Unless you changed pads to some off-brand made of the yellow dust from the Middle Kingdom, sounds like you just need a proper bleed.
I don't know what company supplied the pads to Land Rover as new. I suspect Mintex. I guess they're "O.K.", but there are better ones out there.
I'd see what Will Tillery suggests before exploring other options. Phone him, not email.
 

kennith

Well-known member
Apr 22, 2004
10,891
172
North Carolina
I've been running EBC for... Hell, about fifteen years now. I like them, and I used to do a lot of late braking.

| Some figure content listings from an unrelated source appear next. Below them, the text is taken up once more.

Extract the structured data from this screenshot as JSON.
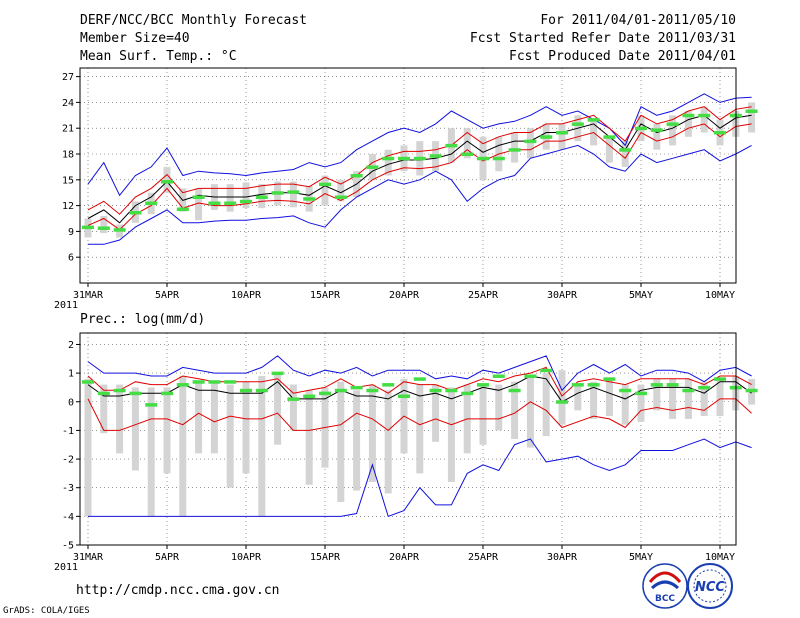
{
  "header": {
    "title": "DERF/NCC/BCC Monthly Forecast",
    "member": "Member Size=40",
    "variable": "Mean Surf. Temp.: °C",
    "period": "For 2011/04/01-2011/05/10",
    "refer": "Fcst Started Refer Date 2011/03/31",
    "produced": "Fcst Produced Date 2011/04/01"
  },
  "footer": {
    "url": "http://cmdp.ncc.cma.gov.cn",
    "grads": "GrADS: COLA/IGES",
    "logo1_text": "BCC",
    "logo2_text": "NCC"
  },
  "colors": {
    "envelope": "#1010e0",
    "spread": "#e00000",
    "mean": "#000000",
    "bar": "#d4d4d4",
    "marker": "#44dd44"
  },
  "chart_data": [
    {
      "type": "line",
      "title": "Mean Surf. Temp.: °C",
      "x_ticks": [
        {
          "i": 0,
          "label": "31MAR"
        },
        {
          "i": 5,
          "label": "5APR"
        },
        {
          "i": 10,
          "label": "10APR"
        },
        {
          "i": 15,
          "label": "15APR"
        },
        {
          "i": 20,
          "label": "20APR"
        },
        {
          "i": 25,
          "label": "25APR"
        },
        {
          "i": 30,
          "label": "30APR"
        },
        {
          "i": 35,
          "label": "5MAY"
        },
        {
          "i": 40,
          "label": "10MAY"
        }
      ],
      "year_label": "2011",
      "xlim": [
        0,
        40
      ],
      "ylim": [
        3,
        28
      ],
      "y_ticks": [
        6,
        9,
        12,
        15,
        18,
        21,
        24,
        27
      ],
      "series": {
        "max": [
          14.5,
          17.0,
          13.2,
          15.5,
          16.5,
          18.7,
          15.5,
          16.0,
          15.8,
          15.7,
          15.5,
          15.8,
          16.0,
          16.2,
          17.0,
          16.5,
          17.0,
          18.5,
          19.5,
          20.5,
          21.0,
          20.5,
          21.5,
          23.0,
          22.0,
          21.0,
          21.5,
          21.8,
          22.5,
          23.5,
          22.5,
          23.0,
          22.0,
          21.0,
          19.0,
          23.5,
          22.5,
          23.0,
          24.0,
          25.0,
          24.0,
          24.5,
          24.6
        ],
        "upper": [
          11.5,
          12.5,
          11.0,
          13.0,
          14.0,
          15.6,
          13.5,
          14.0,
          14.0,
          14.0,
          14.0,
          14.3,
          14.5,
          14.5,
          14.2,
          15.3,
          14.5,
          15.5,
          17.0,
          17.8,
          18.3,
          18.3,
          18.5,
          19.0,
          20.5,
          19.2,
          20.0,
          20.5,
          20.5,
          21.5,
          21.5,
          22.0,
          22.5,
          21.0,
          19.5,
          22.5,
          21.5,
          22.0,
          23.0,
          23.5,
          22.0,
          23.2,
          23.5
        ],
        "mean": [
          10.5,
          11.5,
          10.0,
          12.0,
          13.0,
          14.8,
          12.6,
          13.2,
          13.0,
          13.0,
          13.0,
          13.3,
          13.5,
          13.5,
          13.2,
          14.3,
          13.5,
          14.5,
          16.0,
          16.8,
          17.3,
          17.3,
          17.5,
          18.0,
          19.5,
          18.2,
          19.0,
          19.5,
          19.5,
          20.5,
          20.5,
          21.0,
          21.5,
          20.0,
          18.5,
          21.5,
          20.5,
          21.0,
          22.0,
          22.5,
          21.0,
          22.2,
          22.5
        ],
        "lower": [
          9.7,
          10.5,
          9.2,
          11.0,
          12.0,
          14.0,
          11.7,
          12.3,
          12.0,
          12.0,
          12.2,
          12.5,
          12.6,
          12.5,
          12.2,
          13.4,
          12.6,
          13.6,
          15.0,
          15.9,
          16.4,
          16.3,
          16.5,
          17.0,
          18.5,
          17.2,
          18.0,
          18.5,
          18.5,
          19.5,
          19.5,
          20.0,
          20.5,
          19.0,
          17.5,
          20.5,
          19.5,
          20.0,
          21.0,
          21.5,
          20.0,
          21.2,
          21.5
        ],
        "min": [
          7.5,
          7.5,
          8.0,
          9.5,
          10.5,
          11.5,
          10.0,
          10.0,
          10.2,
          10.3,
          10.3,
          10.5,
          10.6,
          10.8,
          10.0,
          9.5,
          11.5,
          13.0,
          14.0,
          15.0,
          14.5,
          15.0,
          16.0,
          15.0,
          12.5,
          14.0,
          15.0,
          15.5,
          17.5,
          18.0,
          18.5,
          19.0,
          18.0,
          16.5,
          16.0,
          18.0,
          17.0,
          17.5,
          18.0,
          18.5,
          17.2,
          18.0,
          19.0
        ]
      },
      "bars": [
        {
          "i": 0,
          "low": 8.3,
          "high": 10.5
        },
        {
          "i": 1,
          "low": 8.8,
          "high": 10.8
        },
        {
          "i": 2,
          "low": 8.3,
          "high": 9.8
        },
        {
          "i": 3,
          "low": 10.0,
          "high": 12.5
        },
        {
          "i": 4,
          "low": 11.0,
          "high": 13.5
        },
        {
          "i": 5,
          "low": 13.5,
          "high": 16.5
        },
        {
          "i": 6,
          "low": 11.3,
          "high": 14.0
        },
        {
          "i": 7,
          "low": 10.3,
          "high": 14.0
        },
        {
          "i": 8,
          "low": 11.5,
          "high": 14.5
        },
        {
          "i": 9,
          "low": 11.3,
          "high": 14.5
        },
        {
          "i": 10,
          "low": 11.7,
          "high": 14.7
        },
        {
          "i": 11,
          "low": 11.7,
          "high": 14.5
        },
        {
          "i": 12,
          "low": 12.0,
          "high": 14.8
        },
        {
          "i": 13,
          "low": 11.8,
          "high": 14.8
        },
        {
          "i": 14,
          "low": 11.3,
          "high": 14.3
        },
        {
          "i": 15,
          "low": 12.0,
          "high": 15.5
        },
        {
          "i": 16,
          "low": 12.5,
          "high": 15.0
        },
        {
          "i": 17,
          "low": 13.0,
          "high": 16.0
        },
        {
          "i": 18,
          "low": 15.0,
          "high": 18.0
        },
        {
          "i": 19,
          "low": 15.5,
          "high": 18.5
        },
        {
          "i": 20,
          "low": 16.0,
          "high": 19.0
        },
        {
          "i": 21,
          "low": 15.5,
          "high": 19.5
        },
        {
          "i": 22,
          "low": 16.0,
          "high": 19.5
        },
        {
          "i": 23,
          "low": 17.0,
          "high": 21.0
        },
        {
          "i": 24,
          "low": 17.5,
          "high": 21.0
        },
        {
          "i": 25,
          "low": 15.0,
          "high": 20.0
        },
        {
          "i": 26,
          "low": 16.0,
          "high": 20.0
        },
        {
          "i": 27,
          "low": 17.0,
          "high": 20.5
        },
        {
          "i": 28,
          "low": 17.5,
          "high": 21.0
        },
        {
          "i": 29,
          "low": 18.5,
          "high": 21.5
        },
        {
          "i": 30,
          "low": 18.5,
          "high": 21.5
        },
        {
          "i": 31,
          "low": 19.5,
          "high": 22.5
        },
        {
          "i": 32,
          "low": 19.0,
          "high": 22.0
        },
        {
          "i": 33,
          "low": 17.0,
          "high": 20.0
        },
        {
          "i": 34,
          "low": 16.5,
          "high": 19.5
        },
        {
          "i": 35,
          "low": 19.5,
          "high": 22.5
        },
        {
          "i": 36,
          "low": 18.5,
          "high": 21.5
        },
        {
          "i": 37,
          "low": 19.0,
          "high": 22.5
        },
        {
          "i": 38,
          "low": 20.0,
          "high": 23.0
        },
        {
          "i": 39,
          "low": 20.5,
          "high": 23.5
        },
        {
          "i": 40,
          "low": 19.0,
          "high": 22.0
        },
        {
          "i": 41,
          "low": 20.0,
          "high": 23.0
        },
        {
          "i": 42,
          "low": 20.5,
          "high": 24.0
        }
      ],
      "markers": [
        9.5,
        9.4,
        9.2,
        11.2,
        12.3,
        14.8,
        11.6,
        13.0,
        12.3,
        12.3,
        12.5,
        13.0,
        13.5,
        13.6,
        12.8,
        14.5,
        13.0,
        15.5,
        16.5,
        17.5,
        17.5,
        17.5,
        17.8,
        19.0,
        18.0,
        17.5,
        17.5,
        18.5,
        19.5,
        20.0,
        20.5,
        21.5,
        22.0,
        20.0,
        18.5,
        21.0,
        20.8,
        21.5,
        22.5,
        22.5,
        20.5,
        22.5,
        23.0
      ]
    },
    {
      "type": "line",
      "title": "Prec.: log(mm/d)",
      "x_ticks": [
        {
          "i": 0,
          "label": "31MAR"
        },
        {
          "i": 5,
          "label": "5APR"
        },
        {
          "i": 10,
          "label": "10APR"
        },
        {
          "i": 15,
          "label": "15APR"
        },
        {
          "i": 20,
          "label": "20APR"
        },
        {
          "i": 25,
          "label": "25APR"
        },
        {
          "i": 30,
          "label": "30APR"
        },
        {
          "i": 35,
          "label": "5MAY"
        },
        {
          "i": 40,
          "label": "10MAY"
        }
      ],
      "year_label": "2011",
      "xlim": [
        0,
        40
      ],
      "ylim": [
        -5,
        2.4
      ],
      "y_ticks": [
        -5,
        -4,
        -3,
        -2,
        -1,
        0,
        1,
        2
      ],
      "series": {
        "max": [
          1.4,
          1.0,
          1.0,
          1.0,
          0.9,
          0.9,
          1.2,
          1.1,
          1.0,
          1.0,
          1.0,
          1.2,
          1.6,
          1.1,
          0.9,
          1.1,
          1.0,
          1.2,
          0.9,
          1.1,
          1.1,
          1.1,
          0.8,
          0.9,
          0.8,
          1.1,
          1.0,
          1.2,
          1.4,
          1.6,
          0.4,
          1.0,
          1.3,
          1.0,
          1.3,
          0.9,
          1.1,
          1.1,
          1.0,
          0.7,
          1.1,
          1.2,
          0.9
        ],
        "upper": [
          0.9,
          0.4,
          0.4,
          0.7,
          0.6,
          0.6,
          0.9,
          0.8,
          0.7,
          0.7,
          0.7,
          0.7,
          0.8,
          0.3,
          0.4,
          0.5,
          0.8,
          0.5,
          0.6,
          0.3,
          0.7,
          0.6,
          0.6,
          0.4,
          0.6,
          0.8,
          0.7,
          0.9,
          1.0,
          1.2,
          0.2,
          0.7,
          0.8,
          0.7,
          0.6,
          0.8,
          0.8,
          0.8,
          0.8,
          0.6,
          0.9,
          0.9,
          0.6
        ],
        "mean": [
          0.6,
          0.2,
          0.2,
          0.3,
          0.3,
          0.3,
          0.6,
          0.4,
          0.4,
          0.3,
          0.3,
          0.3,
          0.7,
          0.1,
          0.1,
          0.1,
          0.4,
          0.2,
          0.2,
          0.1,
          0.4,
          0.2,
          0.3,
          0.1,
          0.3,
          0.5,
          0.4,
          0.6,
          0.9,
          0.8,
          0.0,
          0.3,
          0.5,
          0.3,
          0.1,
          0.4,
          0.5,
          0.5,
          0.5,
          0.3,
          0.7,
          0.7,
          0.3
        ],
        "lower": [
          0.1,
          -1.0,
          -1.0,
          -0.8,
          -0.6,
          -0.6,
          -0.8,
          -0.4,
          -0.7,
          -0.5,
          -0.6,
          -0.6,
          -0.4,
          -1.0,
          -1.0,
          -0.9,
          -0.8,
          -0.4,
          -0.6,
          -1.0,
          -0.5,
          -0.8,
          -0.6,
          -0.8,
          -0.6,
          -0.6,
          -0.6,
          -0.4,
          0.0,
          -0.3,
          -0.9,
          -0.7,
          -0.5,
          -0.6,
          -0.9,
          -0.3,
          -0.2,
          -0.3,
          -0.2,
          -0.3,
          0.1,
          0.1,
          -0.4
        ],
        "min": [
          -4.0,
          -4.0,
          -4.0,
          -4.0,
          -4.0,
          -4.0,
          -4.0,
          -4.0,
          -4.0,
          -4.0,
          -4.0,
          -4.0,
          -4.0,
          -4.0,
          -4.0,
          -4.0,
          -4.0,
          -3.9,
          -2.2,
          -4.0,
          -3.8,
          -3.0,
          -3.6,
          -3.6,
          -2.5,
          -2.2,
          -2.4,
          -1.5,
          -1.3,
          -2.1,
          -2.0,
          -1.9,
          -2.2,
          -2.4,
          -2.2,
          -1.7,
          -1.7,
          -1.7,
          -1.5,
          -1.3,
          -1.6,
          -1.4,
          -1.6
        ]
      },
      "bars": [
        {
          "i": 0,
          "low": -4.0,
          "high": 0.8
        },
        {
          "i": 1,
          "low": -1.1,
          "high": 0.6
        },
        {
          "i": 2,
          "low": -1.8,
          "high": 0.6
        },
        {
          "i": 3,
          "low": -2.4,
          "high": 0.5
        },
        {
          "i": 4,
          "low": -4.0,
          "high": 0.5
        },
        {
          "i": 5,
          "low": -2.5,
          "high": 0.5
        },
        {
          "i": 6,
          "low": -4.0,
          "high": 0.9
        },
        {
          "i": 7,
          "low": -1.8,
          "high": 0.7
        },
        {
          "i": 8,
          "low": -1.8,
          "high": 0.7
        },
        {
          "i": 9,
          "low": -3.0,
          "high": 0.6
        },
        {
          "i": 10,
          "low": -2.5,
          "high": 0.7
        },
        {
          "i": 11,
          "low": -4.0,
          "high": 0.9
        },
        {
          "i": 12,
          "low": -1.5,
          "high": 1.0
        },
        {
          "i": 13,
          "low": -1.0,
          "high": 0.6
        },
        {
          "i": 14,
          "low": -2.9,
          "high": 0.4
        },
        {
          "i": 15,
          "low": -2.3,
          "high": 0.5
        },
        {
          "i": 16,
          "low": -3.5,
          "high": 0.7
        },
        {
          "i": 17,
          "low": -3.1,
          "high": 0.4
        },
        {
          "i": 18,
          "low": -2.8,
          "high": 0.6
        },
        {
          "i": 19,
          "low": -3.2,
          "high": 0.4
        },
        {
          "i": 20,
          "low": -1.8,
          "high": 0.8
        },
        {
          "i": 21,
          "low": -2.5,
          "high": 0.6
        },
        {
          "i": 22,
          "low": -1.4,
          "high": 0.6
        },
        {
          "i": 23,
          "low": -2.8,
          "high": 0.5
        },
        {
          "i": 24,
          "low": -1.8,
          "high": 0.6
        },
        {
          "i": 25,
          "low": -1.5,
          "high": 0.6
        },
        {
          "i": 26,
          "low": -1.0,
          "high": 0.6
        },
        {
          "i": 27,
          "low": -1.3,
          "high": 0.7
        },
        {
          "i": 28,
          "low": -1.6,
          "high": 0.9
        },
        {
          "i": 29,
          "low": -1.2,
          "high": 1.0
        },
        {
          "i": 30,
          "low": -0.8,
          "high": 1.1
        },
        {
          "i": 31,
          "low": -0.3,
          "high": 0.6
        },
        {
          "i": 32,
          "low": -0.6,
          "high": 0.7
        },
        {
          "i": 33,
          "low": -0.5,
          "high": 0.8
        },
        {
          "i": 34,
          "low": -0.8,
          "high": 0.6
        },
        {
          "i": 35,
          "low": -0.7,
          "high": 0.6
        },
        {
          "i": 36,
          "low": -0.3,
          "high": 0.8
        },
        {
          "i": 37,
          "low": -0.6,
          "high": 0.8
        },
        {
          "i": 38,
          "low": -0.6,
          "high": 0.8
        },
        {
          "i": 39,
          "low": -0.5,
          "high": 0.7
        },
        {
          "i": 40,
          "low": -0.5,
          "high": 0.8
        },
        {
          "i": 41,
          "low": -0.3,
          "high": 0.9
        },
        {
          "i": 42,
          "low": -0.1,
          "high": 0.8
        }
      ],
      "markers": [
        0.7,
        0.3,
        0.4,
        0.3,
        -0.1,
        0.3,
        0.6,
        0.7,
        0.7,
        0.7,
        0.4,
        0.4,
        1.0,
        0.1,
        0.2,
        0.3,
        0.4,
        0.5,
        0.4,
        0.6,
        0.2,
        0.8,
        0.4,
        0.4,
        0.3,
        0.6,
        0.9,
        0.4,
        0.9,
        1.1,
        0.0,
        0.6,
        0.6,
        0.8,
        0.4,
        0.3,
        0.6,
        0.6,
        0.4,
        0.5,
        0.8,
        0.5,
        0.4
      ]
    }
  ]
}
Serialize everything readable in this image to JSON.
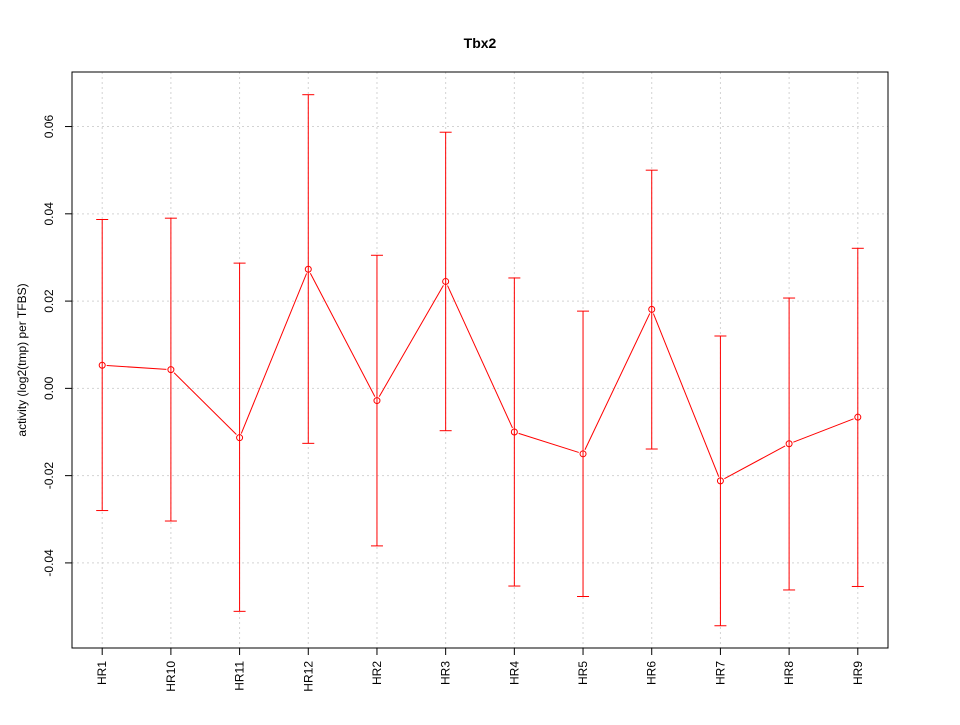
{
  "chart_data": {
    "type": "line",
    "title": "Tbx2",
    "xlabel": "",
    "ylabel": "activity (log2(tmp) per TFBS)",
    "categories": [
      "HR1",
      "HR10",
      "HR11",
      "HR12",
      "HR2",
      "HR3",
      "HR4",
      "HR5",
      "HR6",
      "HR7",
      "HR8",
      "HR9"
    ],
    "series": [
      {
        "values": [
          0.0053,
          0.0043,
          -0.0113,
          0.0273,
          -0.0028,
          0.0245,
          -0.01,
          -0.015,
          0.0181,
          -0.0212,
          -0.0127,
          -0.0066
        ],
        "error_upper": [
          0.0387,
          0.039,
          0.0287,
          0.0673,
          0.0305,
          0.0587,
          0.0253,
          0.0177,
          0.05,
          0.012,
          0.0207,
          0.0321
        ],
        "error_lower": [
          -0.028,
          -0.0304,
          -0.0511,
          -0.0126,
          -0.0361,
          -0.0097,
          -0.0453,
          -0.0477,
          -0.0139,
          -0.0544,
          -0.0462,
          -0.0454
        ],
        "color": "#ff0000"
      }
    ],
    "yticks": [
      -0.04,
      -0.02,
      0.0,
      0.02,
      0.04,
      0.06
    ],
    "ytick_labels": [
      "-0.04",
      "-0.02",
      "0.00",
      "0.02",
      "0.04",
      "0.06"
    ],
    "ylim": [
      -0.0595,
      0.0725
    ],
    "grid": true,
    "grid_color": "#d3d3d3",
    "line_color": "#ff0000"
  }
}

The only issue I had was some production error that they corrected. They just had a bad run at that time, but it didn't last long and they replaced the stuff.

Cheers,

Kennith
 

Swedjen2

Well-known member
Sep 12, 2018
594
127
California
Kennith, I and a total newby to Disco's and have no clue about "obd2" What is it, what does it do. as we now have a Disco 2, should I have one?

What is OBD2? You already have it in your vehicle. What you need is an OBD2 reader that plugs in to a connector by your right shin.

Kennith, what is the frequency?
 

kennith

Well-known member
Apr 22, 2004
10,891
172
North Carolina
What is OBD2? You already have it in your vehicle. What you need is an OBD2 reader that plugs in to a connector by your right shin.

Kennith, what is the frequency?

If I knew the fucking frequency, I'd have tattooed it on my forehead years ago... :ROFLMAO:

Cheers,

Kennith
 

kennith

Well-known member
Apr 22, 2004
10,891
172
North Carolina
Kennith, I and a total newby to Disco's and have no clue about "obd2" What is it, what does it do. as we now have a Disco 2, should I have one?

On Board Diagonistics. Version two is just the latest requirement at that specific time.

Any time an individual system in the vehicle fails or fails to report properly, it leaves a code in the memory of the system. OBD II is a set of hardware and software standards that govern the service/inspection diagnostics and reporting of any new vehicle sold within the United States starting in 1996. Before OBDII, there were too many standards, too many connectors... OBDII was an improvement upon an existing system concept.

1: With a generic reader (available at any auto parts store) you can read mandated codes that will generally fail an inspection. You'll find them from $15 to around $50.

2: A manufacturer-enhanced reader (they don't all do what they say on the box) will pull some proprietary codes that are generally common among a few manufacturers; such as BMW and Land Rover at the time. These will land at around $30 to $400.

3: An after-market vehicle-specific diagnostic interface/computer (Blackbox Solutions and similar) will generally read every single thing in there, to the point where you can sit back with a laptop and turn on your windshield washer jets to scare people. These will generally require the purchase of an interface (just the computery part), and whatever software modules you think you need (think of this as buying unlock codes in a free-to-play video game, as it's all present to begin with; just locked away until you pay). You'll be stepping in at $300 and running up into the thousands depending on what you want, here. It's WAY easier than it used to be, though; and now they're pretty idiot-proof.

4: Dealership computers such as Testbook are more like the last option, but sometimes they aren't actually as capable. The After-market guys sit back and try to access everything you can imagine, but there are quite a few features hidden in vehicles that the dealerships have absolutely no reason to consider whatsoever, for any purpose you can imagine.

Doesn't mean you don't want to fuck with them, though.

The units suggested in recent threads are "Manufacturer Enhanced" units. I have invented that term for clarity in this reply, as no appropriate term exists.

I can take a picture of my vehicle-specific setup from Blackbox later, if you like, but they've released a more compact solution since then.